Il voto è stato di 48 a 50, una dozzina di voti in meno di quelli che basterebbero a tener in vita la misura che gode dell’appoggio della Conferenza dei Vescovi Cattolici Statunitensi (USCCB, sigla in inglese).

Nel prendere parte il 12 luglio ad una conferenza stampa, monsignor William Fay, Segretario Generale della USCCB, ha ribadito che “la salvaguardia della natura del matrimonio è stata sempre una delle preoccupazioni costanti della Chiesa Cattolica”.

“La Chiesa crede ed insegna che il matrimonio è stato creato da Dio. Esso è un’unione d’amore fedele ed esclusiva che dura per tutta la vita, fra un uomo ed una donna, i quali sono le fondamenta dell’unità familiare, che in sé è il sostrato della società e della cultura”, aveva poi affermato.
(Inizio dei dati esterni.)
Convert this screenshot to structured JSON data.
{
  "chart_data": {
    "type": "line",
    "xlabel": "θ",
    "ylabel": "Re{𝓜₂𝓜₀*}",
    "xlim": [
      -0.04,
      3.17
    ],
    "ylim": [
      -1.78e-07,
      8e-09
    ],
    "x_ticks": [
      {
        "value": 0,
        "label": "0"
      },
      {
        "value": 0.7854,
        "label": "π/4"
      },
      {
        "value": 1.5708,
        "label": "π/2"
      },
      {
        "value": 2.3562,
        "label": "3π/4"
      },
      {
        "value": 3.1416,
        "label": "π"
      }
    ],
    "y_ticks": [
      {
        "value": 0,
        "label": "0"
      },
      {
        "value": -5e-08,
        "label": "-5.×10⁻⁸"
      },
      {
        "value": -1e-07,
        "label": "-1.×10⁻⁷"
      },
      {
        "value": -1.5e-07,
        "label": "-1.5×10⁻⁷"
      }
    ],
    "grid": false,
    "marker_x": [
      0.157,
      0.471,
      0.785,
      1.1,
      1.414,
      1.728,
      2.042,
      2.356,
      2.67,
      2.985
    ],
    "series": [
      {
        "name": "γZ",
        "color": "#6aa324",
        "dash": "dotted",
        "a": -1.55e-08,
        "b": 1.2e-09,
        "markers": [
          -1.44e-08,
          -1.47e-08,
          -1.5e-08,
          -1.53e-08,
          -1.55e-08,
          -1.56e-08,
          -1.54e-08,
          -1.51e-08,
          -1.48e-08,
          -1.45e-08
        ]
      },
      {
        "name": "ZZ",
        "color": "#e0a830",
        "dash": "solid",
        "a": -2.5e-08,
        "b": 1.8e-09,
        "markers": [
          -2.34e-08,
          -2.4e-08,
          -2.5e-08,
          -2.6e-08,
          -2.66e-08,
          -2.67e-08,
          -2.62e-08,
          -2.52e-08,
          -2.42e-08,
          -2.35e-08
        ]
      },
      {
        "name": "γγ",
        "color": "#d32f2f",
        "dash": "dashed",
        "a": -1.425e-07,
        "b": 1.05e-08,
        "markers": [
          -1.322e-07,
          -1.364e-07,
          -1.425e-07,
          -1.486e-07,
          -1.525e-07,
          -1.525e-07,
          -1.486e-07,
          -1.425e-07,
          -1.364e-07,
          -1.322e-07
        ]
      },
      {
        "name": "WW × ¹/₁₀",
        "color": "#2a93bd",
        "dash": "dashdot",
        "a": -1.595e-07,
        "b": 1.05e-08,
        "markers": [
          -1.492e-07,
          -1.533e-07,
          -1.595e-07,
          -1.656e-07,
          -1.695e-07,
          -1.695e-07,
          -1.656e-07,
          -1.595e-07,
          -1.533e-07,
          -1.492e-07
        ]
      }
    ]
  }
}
Il testo dell'emendamento presentato su pressione del presidente George W. Bush afferma che il matrimonio negli Stati Uniti “debba consistere solamente [nell’unione] di un uomo e di una donna”. Una seconda sentenza ha giudicato che né la costituzione federale né quella statale “debbano essere interpretate per esigere che il matrimonio o i diritti legali accessori al riguardo vengano assegnati a qualsiasi altra unione diversa dall’unione fra un uomo ed una donna”.